I will not rake over this, one of the two sacred sorrows of my life; nor could I describe the feeling of unutterable loneliness that fell upon me. After the funeral I went to the house of my music teacher; he had kindly offered me the hospitality of his home for so long as I might need it. A few days later I moved my trunk, piano, my music, and most of my books to his home; the rest of my books I divided between “Shiny” and “Red.” Some of the household effects I gave to “Shiny’s” mother and to two or three of the neighbors who had been kind to us during my mother’s illness; the others I sold. After settling up my little estate I found that, besides a good supply of clothes, a piano, some books and trinkets, I had about two hundred dollars in cash.

The question of what I was to do now confronted me. My teacher suggested a concert tour; but both of us realized that I was too old to be exploited as an infant prodigy and too young and inexperienced to go before the public as a finished artist. He, however, insisted that the people of the town would generously patronize a benefit concert; so he took up the matter and made arrangements for such an entertainment. A more than sufficient number of people with musical and elocutionary talent volunteered their services to make a program. Among these was my brown-eyed violinist. But our relations were not the same as they were when we had played our first duet together. A year or so after that time she had dealt me a crushing blow by getting married. I was partially avenged, however, by the fact that, though she was growing more beautiful, she was losing her ability to play the violin.

I was down on the program for one number. My selection might have appeared at that particular time as a bit of affectation, but I considered it deeply appropriate; I played Beethoven’s “Sonata Pathétique.” When I sat down at the piano and glanced into the faces of the several hundreds of people who were there solely on account of love or sympathy for me, emotions swelled in my heart which enabled me to play the “Pathétique” as I could never again play it. When the last tone died away, the few who began to applaud were hushed by the silence of the others; and for once I played without receiving an encore.

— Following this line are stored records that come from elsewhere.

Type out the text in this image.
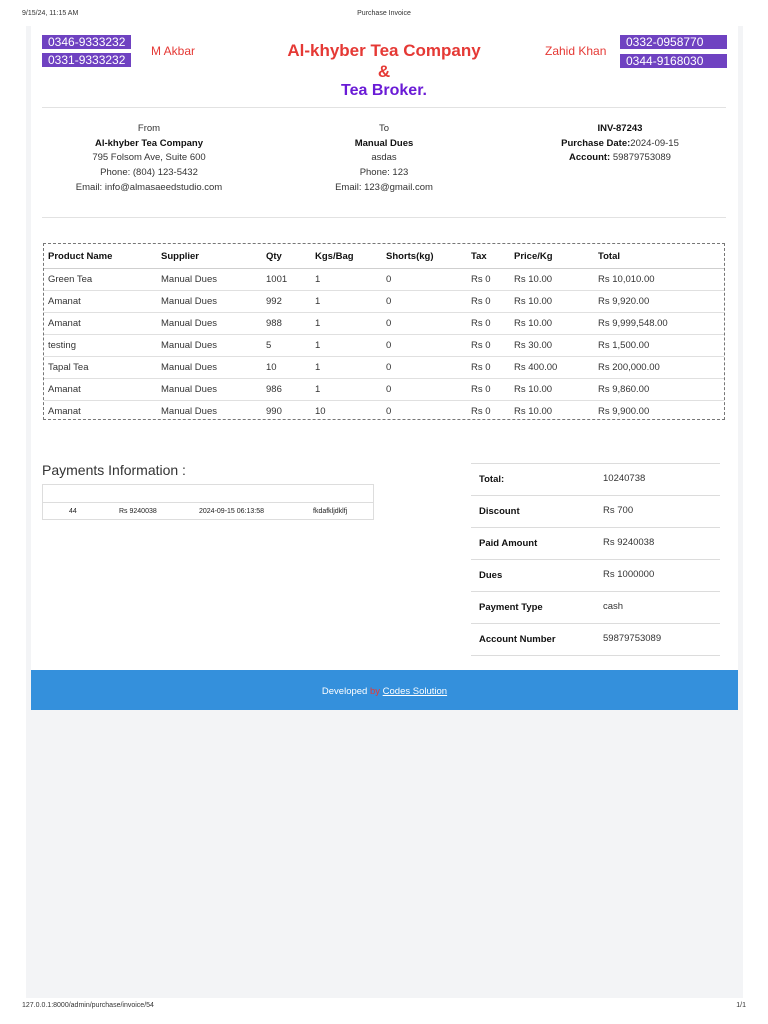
9/15/24, 11:15 AM	Purchase Invoice
0346-9333232
0331-9333232
M Akbar	Al-khyber Tea Company
&
Tea Broker.
Zahid Khan
0332-0958770
0344-9168030
From
Al-khyber Tea Company
795 Folsom Ave, Suite 600
Phone: (804) 123-5432
Email: info@almasaeedstudio.com
To
Manual Dues
asdas
Phone: 123
Email: 123@gmail.com
INV-87243
Purchase Date:2024-09-15
Account: 59879753089
Product Name	Supplier	Qty	Kgs/Bag	Shorts(kg)	Tax	Price/Kg	Total
Green Tea	Manual Dues	1001	1	0	Rs 0	Rs 10.00	Rs 10,010.00
Amanat	Manual Dues	992	1	0	Rs 0	Rs 10.00	Rs 9,920.00
Amanat	Manual Dues	988	1	0	Rs 0	Rs 10.00	Rs 9,999,548.00
testing	Manual Dues	5	1	0	Rs 0	Rs 30.00	Rs 1,500.00
Tapal Tea	Manual Dues	10	1	0	Rs 0	Rs 400.00	Rs 200,000.00
Amanat	Manual Dues	986	1	0	Rs 0	Rs 10.00	Rs 9,860.00
Amanat	Manual Dues	990	10	0	Rs 0	Rs 10.00	Rs 9,900.00
Payments Information :
44	Rs 9240038	2024-09-15 06:13:58	fkdafkljdklfj
Total:	10240738
Discount	Rs 700
Paid Amount	Rs 9240038
Dues	Rs 1000000
Payment Type	cash
Account Number	59879753089
Developed by Codes Solution
127.0.0.1:8000/admin/purchase/invoice/54	1/1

The benefit yielded me a little more than two hundred dollars, thus raising my cash capital to about four hundred dollars. I still held to my determination of going to college; so it was now a question of trying to squeeze through a year at Harvard or going to Atlanta, where the money I had would pay my actual expenses for at least two years. The peculiar fascination which the South held over my imagination and my limited capital decided me in favor of Atlanta University; so about the last of September I bade farewell to the friends and scenes of my boyhood and boarded a train for the South.